Multiaccuracy: Black-Box Post-Processing for Fairness in Classification

Prediction systems are successfully deployed in applications ranging from disease diagnosis, to predicting credit worthiness, to image recognition. Even when the overall accuracy is high, these systems may exhibit systematic biases that harm specific subpopulations; such biases may arise inadvertently due to underrepresentation in the data used to train a machine-learning model, or as the result of intentional malicious discrimination. We develop a rigorous framework of *multiaccuracy* auditing and post-processing to ensure accurate predictions across *identifiable subgroups*. Our algorithm, MULTIACCURACY-BOOST, works in any setting where we have black-box access to a predictor and a relatively small set of labeled data for auditing; importantly, this black-box framework allows for improved fairness and accountability of predictions, even when the predictor is minimally transparent.
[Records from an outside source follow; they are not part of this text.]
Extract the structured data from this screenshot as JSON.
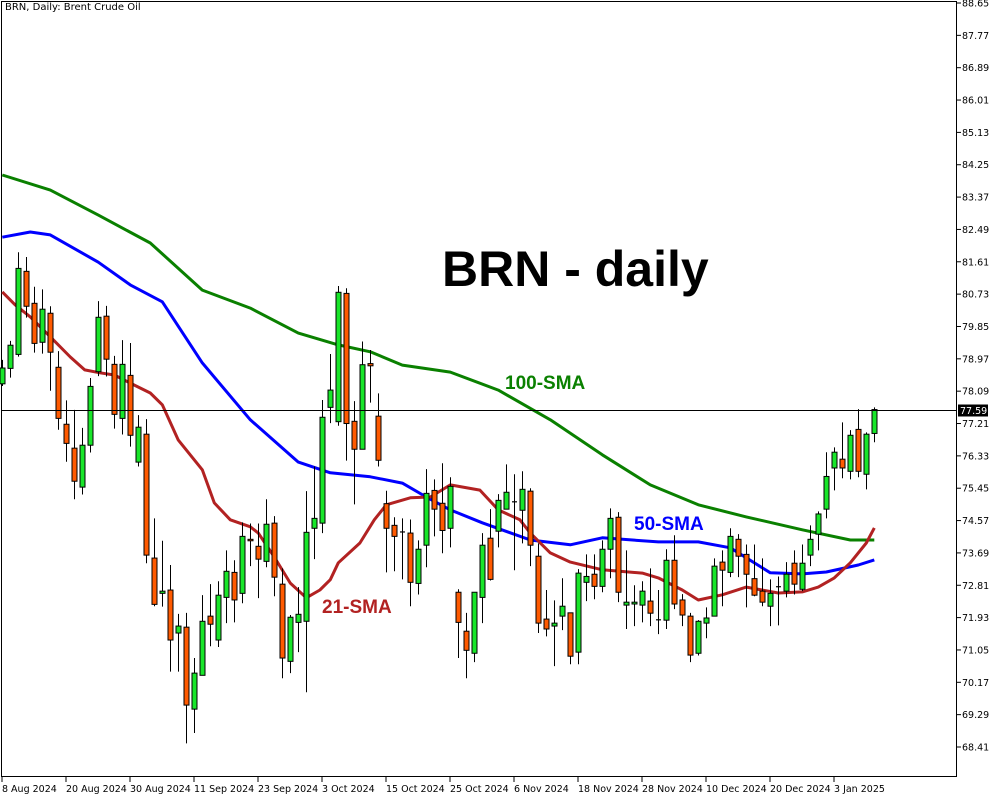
{
  "header": {
    "title": "BRN, Daily:  Brent Crude Oil"
  },
  "annotations": {
    "big_title": "BRN - daily",
    "sma100": "100-SMA",
    "sma50": "50-SMA",
    "sma21": "21-SMA"
  },
  "colors": {
    "bull": "#19e62a",
    "bear": "#ff5a00",
    "outline": "#000000",
    "sma100": "#0a8000",
    "sma50": "#0000ff",
    "sma21": "#b22222",
    "price_line": "#000000"
  },
  "chart_data": {
    "type": "candlestick",
    "title": "BRN, Daily:  Brent Crude Oil",
    "ylim": [
      68.41,
      88.65
    ],
    "y_axis_position": "right",
    "grid": false,
    "y_ticks": [
      "88.65",
      "87.77",
      "86.89",
      "86.01",
      "85.13",
      "84.25",
      "83.37",
      "82.49",
      "81.61",
      "80.73",
      "79.85",
      "78.97",
      "78.09",
      "77.21",
      "76.33",
      "75.45",
      "74.57",
      "73.69",
      "72.81",
      "71.93",
      "71.05",
      "70.17",
      "69.29",
      "68.41"
    ],
    "x_ticks": [
      {
        "label": "8 Aug 2024",
        "index": 0
      },
      {
        "label": "20 Aug 2024",
        "index": 8
      },
      {
        "label": "30 Aug 2024",
        "index": 16
      },
      {
        "label": "11 Sep 2024",
        "index": 24
      },
      {
        "label": "23 Sep 2024",
        "index": 32
      },
      {
        "label": "3 Oct 2024",
        "index": 40
      },
      {
        "label": "15 Oct 2024",
        "index": 48
      },
      {
        "label": "25 Oct 2024",
        "index": 56
      },
      {
        "label": "6 Nov 2024",
        "index": 64
      },
      {
        "label": "18 Nov 2024",
        "index": 72
      },
      {
        "label": "28 Nov 2024",
        "index": 80
      },
      {
        "label": "10 Dec 2024",
        "index": 88
      },
      {
        "label": "20 Dec 2024",
        "index": 96
      },
      {
        "label": "3 Jan 2025",
        "index": 104
      }
    ],
    "last_price": "77.59",
    "candles_ohlc": [
      [
        78.29,
        78.94,
        78.23,
        78.72
      ],
      [
        78.71,
        79.46,
        78.46,
        79.34
      ],
      [
        79.09,
        81.87,
        79.03,
        81.43
      ],
      [
        81.35,
        81.74,
        80.09,
        80.4
      ],
      [
        80.48,
        80.93,
        79.14,
        79.39
      ],
      [
        79.42,
        80.86,
        79.11,
        80.32
      ],
      [
        80.21,
        80.4,
        78.1,
        79.15
      ],
      [
        78.74,
        79.18,
        77.04,
        77.35
      ],
      [
        77.19,
        77.84,
        76.17,
        76.67
      ],
      [
        76.54,
        77.58,
        75.15,
        75.64
      ],
      [
        75.48,
        77.09,
        75.28,
        76.62
      ],
      [
        76.62,
        78.45,
        76.42,
        78.22
      ],
      [
        78.62,
        80.54,
        78.5,
        80.1
      ],
      [
        80.13,
        80.41,
        78.49,
        78.96
      ],
      [
        78.82,
        79.05,
        77.07,
        77.46
      ],
      [
        77.35,
        79.48,
        76.91,
        78.82
      ],
      [
        78.52,
        79.4,
        76.58,
        76.89
      ],
      [
        76.16,
        77.44,
        76.04,
        77.11
      ],
      [
        76.92,
        77.33,
        73.41,
        73.63
      ],
      [
        73.55,
        74.63,
        72.24,
        72.29
      ],
      [
        72.59,
        74.02,
        72.23,
        72.65
      ],
      [
        72.68,
        73.36,
        70.46,
        71.32
      ],
      [
        71.51,
        72.03,
        70.46,
        71.7
      ],
      [
        71.67,
        72.06,
        68.51,
        69.55
      ],
      [
        69.44,
        70.83,
        68.79,
        70.42
      ],
      [
        70.36,
        72.54,
        70.36,
        71.83
      ],
      [
        71.97,
        72.84,
        71.15,
        71.75
      ],
      [
        71.32,
        72.92,
        71.13,
        72.54
      ],
      [
        72.48,
        73.76,
        71.78,
        73.19
      ],
      [
        73.16,
        73.49,
        71.8,
        72.41
      ],
      [
        72.59,
        74.52,
        72.32,
        74.14
      ],
      [
        74.06,
        74.49,
        73.33,
        74.02
      ],
      [
        73.87,
        74.49,
        72.46,
        73.52
      ],
      [
        73.46,
        75.15,
        73.3,
        74.47
      ],
      [
        74.5,
        74.69,
        72.51,
        73.03
      ],
      [
        72.84,
        73.27,
        70.28,
        70.83
      ],
      [
        70.74,
        72.0,
        70.42,
        71.94
      ],
      [
        71.8,
        72.76,
        70.99,
        72.02
      ],
      [
        71.83,
        75.37,
        69.9,
        74.25
      ],
      [
        74.36,
        76.04,
        73.52,
        74.63
      ],
      [
        74.5,
        77.85,
        74.23,
        77.38
      ],
      [
        77.65,
        79.1,
        77.22,
        78.12
      ],
      [
        77.26,
        80.95,
        77.15,
        80.78
      ],
      [
        80.75,
        80.89,
        76.2,
        77.21
      ],
      [
        77.27,
        77.82,
        75.01,
        76.51
      ],
      [
        76.51,
        79.44,
        76.51,
        78.81
      ],
      [
        78.84,
        79.21,
        77.78,
        78.78
      ],
      [
        77.41,
        78.03,
        76.04,
        76.21
      ],
      [
        75.03,
        75.38,
        73.16,
        74.36
      ],
      [
        74.44,
        74.66,
        73.19,
        74.14
      ],
      [
        74.26,
        74.63,
        72.97,
        74.24
      ],
      [
        74.23,
        74.6,
        72.24,
        72.89
      ],
      [
        72.86,
        74.03,
        72.56,
        73.79
      ],
      [
        73.9,
        75.97,
        73.3,
        75.31
      ],
      [
        75.39,
        75.69,
        74.14,
        74.88
      ],
      [
        75.04,
        76.13,
        73.68,
        74.3
      ],
      [
        74.36,
        75.75,
        73.84,
        75.5
      ],
      [
        72.62,
        72.7,
        70.83,
        71.8
      ],
      [
        71.56,
        72.06,
        70.28,
        71.04
      ],
      [
        70.96,
        72.62,
        70.72,
        72.62
      ],
      [
        72.48,
        74.23,
        71.78,
        73.9
      ],
      [
        74.09,
        74.88,
        72.94,
        72.97
      ],
      [
        74.28,
        75.29,
        73.84,
        75.12
      ],
      [
        74.88,
        76.1,
        74.88,
        75.34
      ],
      [
        75.08,
        75.83,
        73.22,
        75.06
      ],
      [
        74.85,
        75.91,
        73.95,
        75.42
      ],
      [
        75.37,
        75.45,
        73.33,
        73.9
      ],
      [
        73.6,
        73.95,
        71.51,
        71.78
      ],
      [
        71.89,
        72.68,
        71.42,
        71.62
      ],
      [
        71.7,
        72.4,
        70.61,
        71.78
      ],
      [
        71.97,
        73.0,
        71.59,
        72.24
      ],
      [
        72.06,
        72.06,
        70.66,
        70.88
      ],
      [
        70.99,
        73.25,
        70.66,
        73.14
      ],
      [
        72.89,
        73.65,
        72.38,
        73.05
      ],
      [
        73.11,
        73.65,
        72.43,
        72.78
      ],
      [
        72.78,
        74.03,
        72.62,
        73.79
      ],
      [
        73.79,
        74.9,
        73.0,
        74.63
      ],
      [
        74.66,
        74.8,
        72.35,
        72.62
      ],
      [
        72.27,
        73.76,
        71.62,
        72.35
      ],
      [
        72.3,
        72.81,
        71.7,
        72.35
      ],
      [
        72.27,
        72.92,
        71.8,
        72.65
      ],
      [
        72.38,
        73.27,
        71.7,
        72.05
      ],
      [
        71.87,
        72.68,
        71.48,
        71.85
      ],
      [
        71.86,
        73.79,
        71.62,
        73.49
      ],
      [
        73.49,
        74.17,
        72.16,
        72.3
      ],
      [
        72.41,
        72.57,
        71.7,
        72.0
      ],
      [
        71.97,
        72.06,
        70.72,
        70.91
      ],
      [
        70.96,
        71.86,
        70.9,
        71.83
      ],
      [
        71.78,
        72.21,
        71.37,
        71.92
      ],
      [
        71.97,
        73.54,
        71.97,
        73.33
      ],
      [
        73.44,
        73.76,
        72.24,
        73.22
      ],
      [
        73.16,
        74.36,
        73.03,
        74.14
      ],
      [
        74.06,
        74.2,
        73.03,
        73.6
      ],
      [
        73.65,
        73.92,
        72.21,
        73.11
      ],
      [
        72.99,
        73.92,
        72.51,
        72.54
      ],
      [
        72.65,
        73.54,
        72.24,
        72.35
      ],
      [
        72.24,
        72.97,
        71.7,
        72.59
      ],
      [
        72.77,
        73.05,
        71.72,
        72.75
      ],
      [
        72.65,
        73.44,
        72.48,
        73.11
      ],
      [
        73.41,
        73.76,
        72.56,
        72.84
      ],
      [
        72.7,
        73.92,
        72.65,
        73.41
      ],
      [
        73.63,
        74.44,
        73.33,
        74.06
      ],
      [
        74.2,
        74.82,
        73.76,
        74.75
      ],
      [
        74.88,
        76.43,
        74.63,
        75.77
      ],
      [
        76.0,
        76.56,
        75.39,
        76.43
      ],
      [
        76.24,
        77.24,
        75.72,
        76.0
      ],
      [
        75.91,
        77.03,
        75.69,
        76.89
      ],
      [
        77.05,
        77.6,
        75.75,
        75.91
      ],
      [
        75.83,
        76.97,
        75.42,
        76.92
      ],
      [
        76.94,
        77.65,
        76.7,
        77.59
      ]
    ],
    "series": [
      {
        "name": "100-SMA",
        "points": [
          [
            0,
            83.97
          ],
          [
            6,
            83.56
          ],
          [
            12,
            82.88
          ],
          [
            18.5,
            82.12
          ],
          [
            25,
            80.84
          ],
          [
            31,
            80.35
          ],
          [
            37,
            79.67
          ],
          [
            42,
            79.35
          ],
          [
            46,
            79.16
          ],
          [
            50,
            78.8
          ],
          [
            56,
            78.61
          ],
          [
            62,
            78.12
          ],
          [
            68.5,
            77.31
          ],
          [
            75,
            76.36
          ],
          [
            81,
            75.54
          ],
          [
            87,
            75.0
          ],
          [
            93,
            74.67
          ],
          [
            100,
            74.32
          ],
          [
            106,
            74.04
          ],
          [
            109,
            74.04
          ]
        ]
      },
      {
        "name": "50-SMA",
        "points": [
          [
            0,
            82.28
          ],
          [
            3.5,
            82.42
          ],
          [
            6,
            82.34
          ],
          [
            12,
            81.6
          ],
          [
            16,
            80.98
          ],
          [
            20,
            80.52
          ],
          [
            25,
            78.86
          ],
          [
            31,
            77.31
          ],
          [
            37,
            76.16
          ],
          [
            41,
            75.87
          ],
          [
            46,
            75.76
          ],
          [
            50,
            75.59
          ],
          [
            53,
            75.21
          ],
          [
            56,
            74.86
          ],
          [
            60,
            74.51
          ],
          [
            66,
            74.04
          ],
          [
            71,
            73.91
          ],
          [
            75,
            74.1
          ],
          [
            82,
            73.99
          ],
          [
            87,
            73.99
          ],
          [
            91,
            73.83
          ],
          [
            96,
            73.15
          ],
          [
            100,
            73.12
          ],
          [
            103,
            73.17
          ],
          [
            107,
            73.36
          ],
          [
            109,
            73.5
          ]
        ]
      },
      {
        "name": "21-SMA",
        "points": [
          [
            0,
            80.79
          ],
          [
            1.6,
            80.44
          ],
          [
            3.5,
            80.11
          ],
          [
            6,
            79.57
          ],
          [
            8.5,
            79.02
          ],
          [
            10.3,
            78.67
          ],
          [
            12.2,
            78.59
          ],
          [
            14,
            78.53
          ],
          [
            16,
            78.31
          ],
          [
            18.5,
            78.04
          ],
          [
            20,
            77.72
          ],
          [
            22,
            76.76
          ],
          [
            25,
            75.95
          ],
          [
            26.5,
            75.05
          ],
          [
            28.5,
            74.59
          ],
          [
            31,
            74.4
          ],
          [
            32,
            74.23
          ],
          [
            34,
            73.58
          ],
          [
            36,
            72.87
          ],
          [
            38,
            72.47
          ],
          [
            39.7,
            72.68
          ],
          [
            41,
            72.96
          ],
          [
            42,
            73.42
          ],
          [
            44.7,
            73.96
          ],
          [
            46.5,
            74.59
          ],
          [
            48,
            75.0
          ],
          [
            51,
            75.19
          ],
          [
            53.5,
            75.21
          ],
          [
            56,
            75.54
          ],
          [
            59.7,
            75.4
          ],
          [
            62,
            74.86
          ],
          [
            64.7,
            74.59
          ],
          [
            66,
            74.23
          ],
          [
            68.5,
            73.69
          ],
          [
            71,
            73.44
          ],
          [
            75,
            73.23
          ],
          [
            80,
            73.14
          ],
          [
            82,
            73.01
          ],
          [
            85,
            72.68
          ],
          [
            87,
            72.41
          ],
          [
            90,
            72.55
          ],
          [
            93,
            72.76
          ],
          [
            97,
            72.6
          ],
          [
            100,
            72.63
          ],
          [
            102,
            72.76
          ],
          [
            104,
            73.01
          ],
          [
            106,
            73.42
          ],
          [
            108,
            73.96
          ],
          [
            109,
            74.37
          ]
        ]
      }
    ]
  }
}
We prove that MULTIACCURACY-BOOST converges efficiently and show that if the initial model is accurate on an identifiable subgroup, then the post-processed model will be also. We experimentally demonstrate the effectiveness of the approach to improve the accuracy among minority subgroups in diverse applications (image classification, finance, population health). Interestingly, MULTIACCURACY-BOOST can improve subpopulation accuracy (e.g. for "black women") even when the sensitive features (e.g. "race", "gender") are not given to the algorithm explicitly.